Pat Deegan bites her nails at the prospect of integrated care for mental health care (The same thing is happening with addiction treatment):
Is recovery going the way of the dinosaur? Is recovery-transformation an old idea that should give way to more enlightened policies of integrated, co-located behavioral and physical healthcare services?
These days, I am hearing a lot about the integration of physical and behavioral health services. I am hearing about the co-location of physical healthcare services in behavioral healthcare centers. I am hearing about federally qualified healthcare centers and their capacity to serve those of us diagnosed with major mental disorders. I am hearing how, in some states, recovery has “fallen off the radar” and has been replaced with initiatives to support access to medical care and physical health services. A long-time advocate recently told me: “Recovery is old school. Today we are about integrated care.”

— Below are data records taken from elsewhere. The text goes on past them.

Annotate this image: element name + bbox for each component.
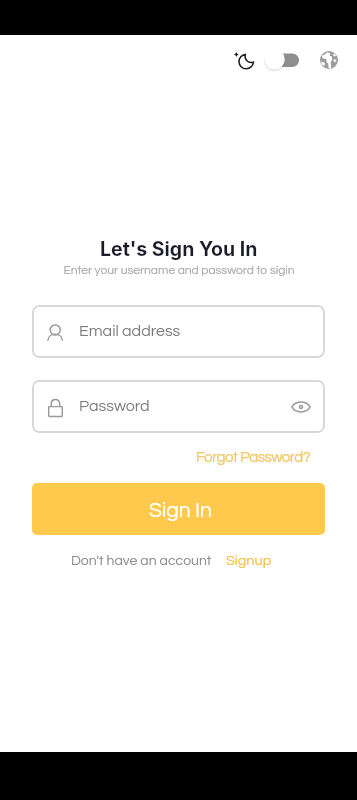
staticText: Sign In xyxy=(149,500,212,522)
button[interactable]: Toggle theme xyxy=(262,48,302,76)
button[interactable]: Password xyxy=(32,380,325,433)
staticText: Let's Sign You In xyxy=(100,237,258,261)
button[interactable]: Sign In xyxy=(32,483,325,535)
staticText: Don't have an account xyxy=(71,554,212,568)
button[interactable]: Email address xyxy=(32,305,325,358)
staticText: Password xyxy=(79,398,150,414)
button[interactable]: Show password xyxy=(286,392,317,422)
button[interactable]: Forgot Password? xyxy=(194,448,313,468)
staticText: Signup xyxy=(226,553,272,568)
button[interactable]: Change language xyxy=(316,47,341,72)
button[interactable]: Signup xyxy=(226,553,272,568)
button[interactable]: Dark mode xyxy=(230,48,258,74)
staticText: Forgot Password? xyxy=(196,450,311,466)
staticText: Enter your username and password to sigi… xyxy=(63,264,295,276)
staticText: Email address xyxy=(79,323,181,339)
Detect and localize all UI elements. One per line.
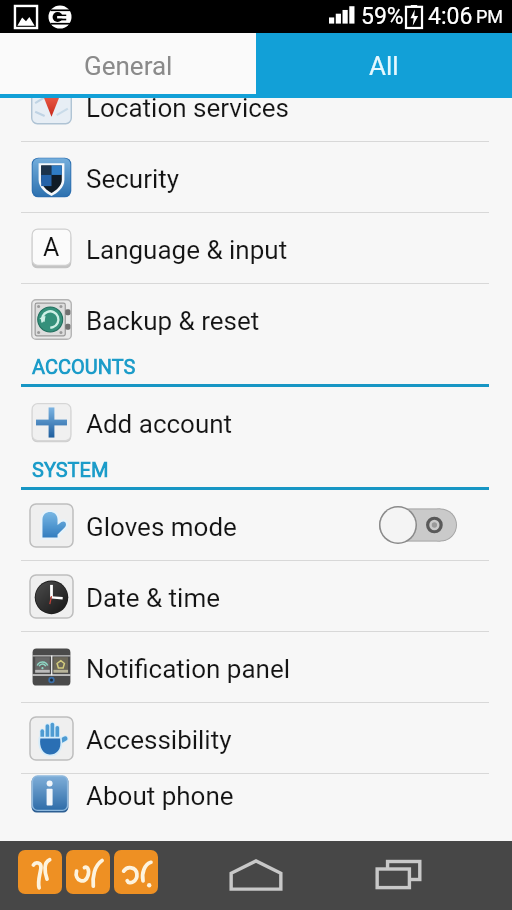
button[interactable]: Date & time — [0, 561, 512, 631]
staticText: Language & input — [86, 235, 288, 265]
staticText: Location services — [86, 98, 290, 123]
button[interactable]: Gloves mode — [0, 490, 512, 560]
staticText: All — [369, 51, 399, 81]
button[interactable]: Location services — [0, 98, 512, 141]
staticText: ACCOUNTS — [32, 355, 136, 378]
staticText: 59% — [361, 3, 404, 30]
button[interactable]: About phone — [0, 774, 512, 814]
staticText: SYSTEM — [32, 458, 109, 481]
button[interactable]: Security — [0, 142, 512, 212]
staticText: Date & time — [86, 583, 220, 613]
button[interactable]: A — [0, 213, 512, 283]
button[interactable]: General — [0, 33, 256, 94]
button[interactable]: App shortcut — [18, 850, 62, 894]
staticText: Add account — [86, 409, 233, 439]
staticText: Accessibility — [86, 725, 232, 755]
staticText: PM — [476, 6, 504, 27]
button[interactable]: Notification panel — [0, 632, 512, 702]
staticText: Gloves mode — [86, 512, 237, 542]
button[interactable]: Recent apps — [365, 844, 433, 906]
button[interactable]: App shortcut — [66, 850, 110, 894]
button[interactable]: Accessibility — [0, 703, 512, 773]
staticText: General — [84, 51, 173, 81]
staticText: About phone — [86, 781, 234, 811]
staticText: Backup & reset — [86, 306, 260, 336]
staticText: A — [43, 233, 60, 262]
button[interactable]: App shortcut — [114, 850, 158, 894]
button[interactable]: Add account — [0, 387, 512, 457]
staticText: Notification panel — [86, 654, 291, 684]
button[interactable]: All — [256, 33, 512, 94]
staticText: Security — [86, 164, 180, 194]
button[interactable]: Backup & reset — [0, 284, 512, 354]
button[interactable]: Home — [222, 844, 290, 906]
staticText: 4:06 — [428, 3, 473, 30]
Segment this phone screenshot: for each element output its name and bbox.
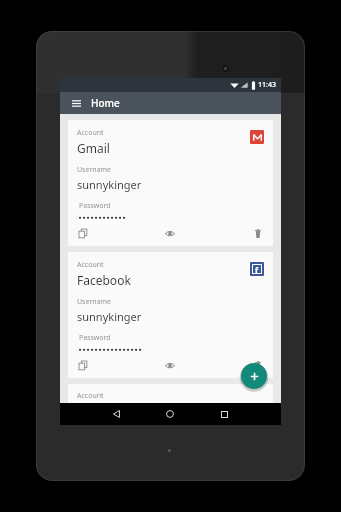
button[interactable]: Back <box>107 405 125 423</box>
staticText: sunnykinger <box>77 309 142 324</box>
staticText: f <box>255 265 259 273</box>
button[interactable]: Copy password <box>75 357 91 373</box>
button[interactable]: Show password <box>162 225 178 241</box>
staticText: Password <box>79 201 111 211</box>
staticText: Account <box>77 128 104 138</box>
button[interactable]: Show password <box>162 357 178 373</box>
button[interactable]: Account <box>68 252 273 378</box>
staticText: Username <box>77 297 112 307</box>
staticText: sunnykinger <box>77 177 142 192</box>
button[interactable]: Delete account <box>250 357 266 373</box>
button[interactable]: Account <box>68 384 273 403</box>
button[interactable]: Home <box>161 405 179 423</box>
button[interactable]: Add account <box>241 363 267 389</box>
button[interactable]: Delete account <box>250 225 266 241</box>
button[interactable]: Recent apps <box>215 405 233 423</box>
staticText: 11:43 <box>258 80 276 90</box>
staticText: Account <box>77 391 104 401</box>
staticText: Password <box>79 333 111 343</box>
button[interactable]: Account <box>68 120 273 246</box>
staticText: Facebook <box>77 272 131 288</box>
staticText: Username <box>77 165 112 175</box>
staticText: Account <box>77 260 104 270</box>
staticText: Home <box>91 96 120 110</box>
staticText: Gmail <box>77 140 110 156</box>
button[interactable]: Open navigation menu <box>69 96 83 110</box>
button[interactable]: Copy password <box>75 225 91 241</box>
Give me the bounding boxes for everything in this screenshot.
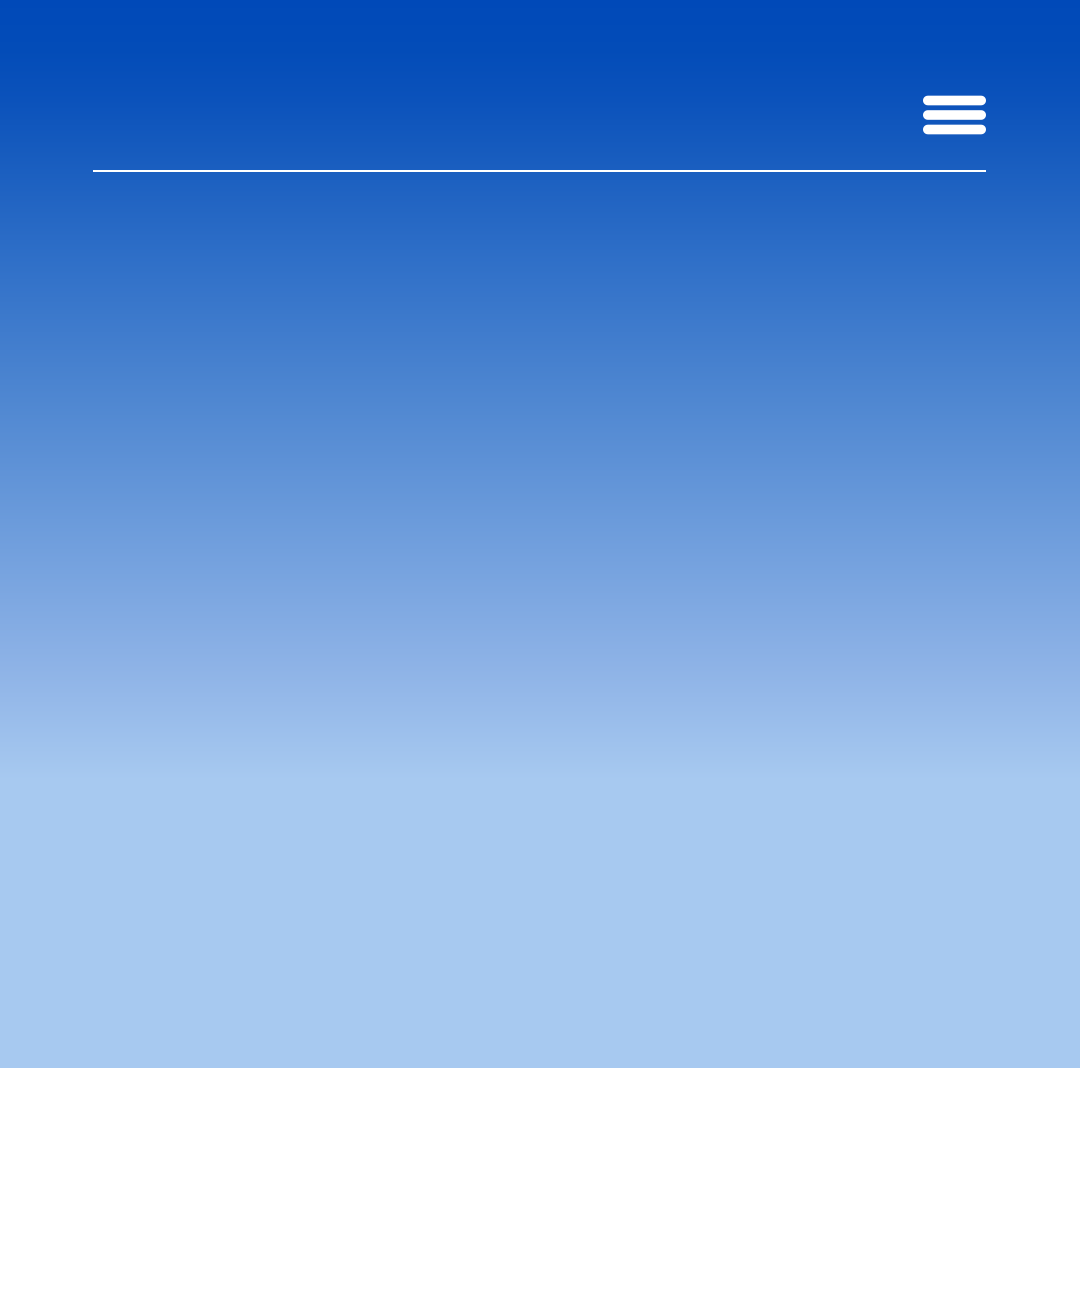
button[interactable]: Menu: [913, 84, 996, 146]
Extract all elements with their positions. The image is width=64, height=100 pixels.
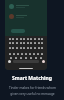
staticText: Smart Matching — [12, 75, 52, 82]
button[interactable]: Send — [42, 60, 45, 63]
button[interactable]: Voice input — [8, 60, 11, 63]
button[interactable]: Voice input — [5, 0, 47, 70]
staticText: Tinder makes for friends whom given very… — [9, 86, 56, 96]
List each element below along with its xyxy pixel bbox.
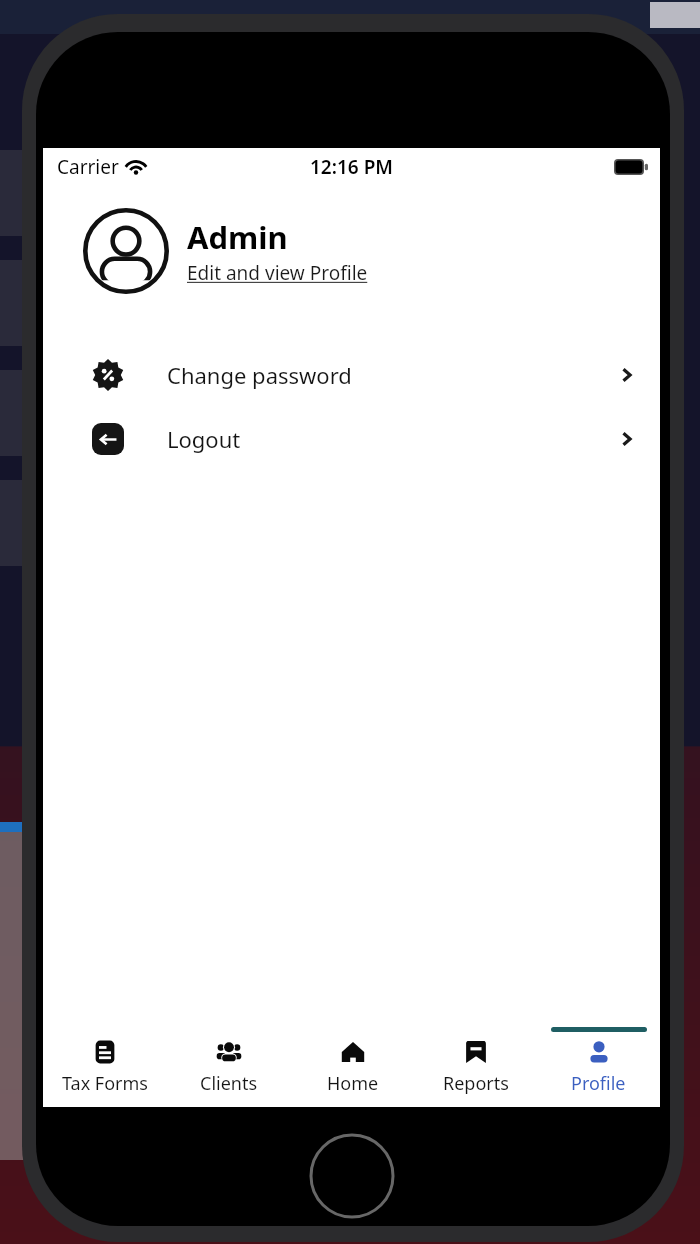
staticText: Change password xyxy=(167,360,352,390)
button[interactable]: Tax Forms xyxy=(43,1025,167,1107)
staticText: Tax Forms xyxy=(62,1071,148,1096)
staticText: Profile xyxy=(571,1071,626,1096)
staticText: Home xyxy=(327,1071,379,1096)
button[interactable]: Change password xyxy=(43,350,660,400)
staticText: Logout xyxy=(167,424,241,454)
staticText: Admin xyxy=(187,216,288,258)
button[interactable]: Admin xyxy=(83,208,660,294)
staticText: Clients xyxy=(200,1071,258,1096)
button[interactable]: Clients xyxy=(167,1025,291,1107)
button[interactable]: Reports xyxy=(414,1025,537,1107)
staticText: Reports xyxy=(443,1071,509,1096)
button[interactable]: Logout xyxy=(43,414,660,464)
staticText: Edit and view Profile xyxy=(187,260,368,286)
button[interactable]: Home xyxy=(291,1025,414,1107)
staticText: Carrier xyxy=(57,154,119,180)
staticText: 12:16 PM xyxy=(310,154,393,180)
button[interactable]: Profile xyxy=(537,1025,660,1107)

I don’t know about you, but the last time I was at my annual physical (April 2012), my primary care physician was anything but “integrated” and “whole health”. I had the standard 20 minute physical exam that never once addressed my psychiatric disability. After my annual physical, I was in the reception area, getting my referrals for an annual mammogram, bone density and eye exam. Although a wall separated the medical reception area from the medical exam rooms, I heard a patient yell through the barrier, “And…I’ll need my script for citalopram increased by 10 milligrams.” To my astonishment I heard the muted physician’s voice answer back through the wall…”OK”. I found myself wondering, “So this is integrated health and behavioral healthcare?”